The purpose of homeworks is for students to practice for the exams without others’ help, so the penalty of mistakes will be minor.
Without practicing for the exams properly, students would not be able to do well on the exams.
(Floating-point representation: 20%)
What decimal number does the hexadecimal number (D53A 6800 0000 0000)16 represent if it is a floating point number?
Use the IEEE 754 standard.
(Floating-point arithmetic: 80%)
IEEE 754-2008 contains a half precision that is only 16 bits wide.
The leftmost bit is still the sign bit, the exponent is 5 bits wide and has a bias of 15, and the mantissa is 10 bits long.
A hidden 1 is assumed.
Assuming the three numbers, A=1.237219, B=2.524723, and C=6.742837, are stored in the 16-bit IEEE 754-2008 format, calculate A×B-C by hand.
Assume 1 guard bit, 1 round bit, and 1 sticky bit, and round to the nearest even (only on the Step 4. Rounding the Significand).

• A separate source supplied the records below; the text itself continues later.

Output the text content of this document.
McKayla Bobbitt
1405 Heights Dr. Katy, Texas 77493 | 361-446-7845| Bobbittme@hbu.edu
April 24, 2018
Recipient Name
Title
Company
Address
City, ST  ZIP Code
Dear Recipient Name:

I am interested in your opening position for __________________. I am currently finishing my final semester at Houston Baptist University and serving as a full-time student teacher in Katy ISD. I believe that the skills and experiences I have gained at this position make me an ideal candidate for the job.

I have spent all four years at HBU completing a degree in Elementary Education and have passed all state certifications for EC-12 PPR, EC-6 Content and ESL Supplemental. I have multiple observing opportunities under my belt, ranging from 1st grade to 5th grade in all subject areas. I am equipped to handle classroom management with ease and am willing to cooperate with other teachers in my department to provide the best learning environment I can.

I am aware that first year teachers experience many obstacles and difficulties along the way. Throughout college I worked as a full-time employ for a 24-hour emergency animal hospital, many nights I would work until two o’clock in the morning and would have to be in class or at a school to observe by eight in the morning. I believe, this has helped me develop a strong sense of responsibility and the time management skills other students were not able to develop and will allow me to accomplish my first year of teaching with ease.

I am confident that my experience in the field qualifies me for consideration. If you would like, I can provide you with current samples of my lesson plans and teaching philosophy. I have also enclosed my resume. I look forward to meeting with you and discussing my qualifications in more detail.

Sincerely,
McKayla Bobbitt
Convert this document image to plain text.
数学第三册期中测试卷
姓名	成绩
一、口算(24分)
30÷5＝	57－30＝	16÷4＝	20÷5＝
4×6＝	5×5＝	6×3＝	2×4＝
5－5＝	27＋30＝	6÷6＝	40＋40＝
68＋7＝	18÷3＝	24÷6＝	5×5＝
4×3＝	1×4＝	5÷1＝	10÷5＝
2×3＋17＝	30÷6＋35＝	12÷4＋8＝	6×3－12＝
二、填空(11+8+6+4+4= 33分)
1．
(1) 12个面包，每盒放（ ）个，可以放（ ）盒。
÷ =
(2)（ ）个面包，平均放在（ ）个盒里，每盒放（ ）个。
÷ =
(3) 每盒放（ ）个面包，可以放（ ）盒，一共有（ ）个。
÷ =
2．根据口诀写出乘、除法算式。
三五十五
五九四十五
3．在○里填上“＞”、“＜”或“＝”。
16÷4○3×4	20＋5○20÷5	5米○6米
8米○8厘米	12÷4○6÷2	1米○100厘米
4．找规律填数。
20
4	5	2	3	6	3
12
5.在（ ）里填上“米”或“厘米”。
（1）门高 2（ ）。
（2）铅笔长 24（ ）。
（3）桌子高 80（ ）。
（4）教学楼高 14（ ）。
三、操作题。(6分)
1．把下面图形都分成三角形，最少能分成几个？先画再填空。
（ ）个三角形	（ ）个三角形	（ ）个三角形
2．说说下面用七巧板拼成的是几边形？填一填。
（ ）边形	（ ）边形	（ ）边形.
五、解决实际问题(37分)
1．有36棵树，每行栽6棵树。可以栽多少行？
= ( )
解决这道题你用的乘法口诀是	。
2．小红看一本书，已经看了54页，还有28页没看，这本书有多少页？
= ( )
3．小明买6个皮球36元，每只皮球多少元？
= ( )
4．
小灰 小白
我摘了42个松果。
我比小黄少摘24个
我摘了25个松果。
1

Show all the steps in normalized floating point numbers with 11 bits of precision (or 10 bits of fraction); i.e., (-1)S×(1.F)2×2E, where S is the sign bit, |F|=10, and E is without including the bias.
Note that
have to show all five steps step-by-step,
the calculation should be similar to those in Slide 10.11 and Slide 10.16; i.e., the numbers should use a base-2 scientific notation and include 3 extra bits each (e.g., IEEE format and bias need NOT be used),
to answer this question, simulate the hardware by including 3 extra bits for each operand and result and using the 3 extra bits as possible as you could,
if the number has to be shifted to the right on the Step 1. Making Exponents Equal, round (just using the regular rounding method) the number to 10 bits of fraction and 3 extra bits before calculation,
rounding to the nearest even will be applied only once after finishing all calculation because the 3 extra bits need to be kept for further calculation, and
2’s complement representation has to be used if needed.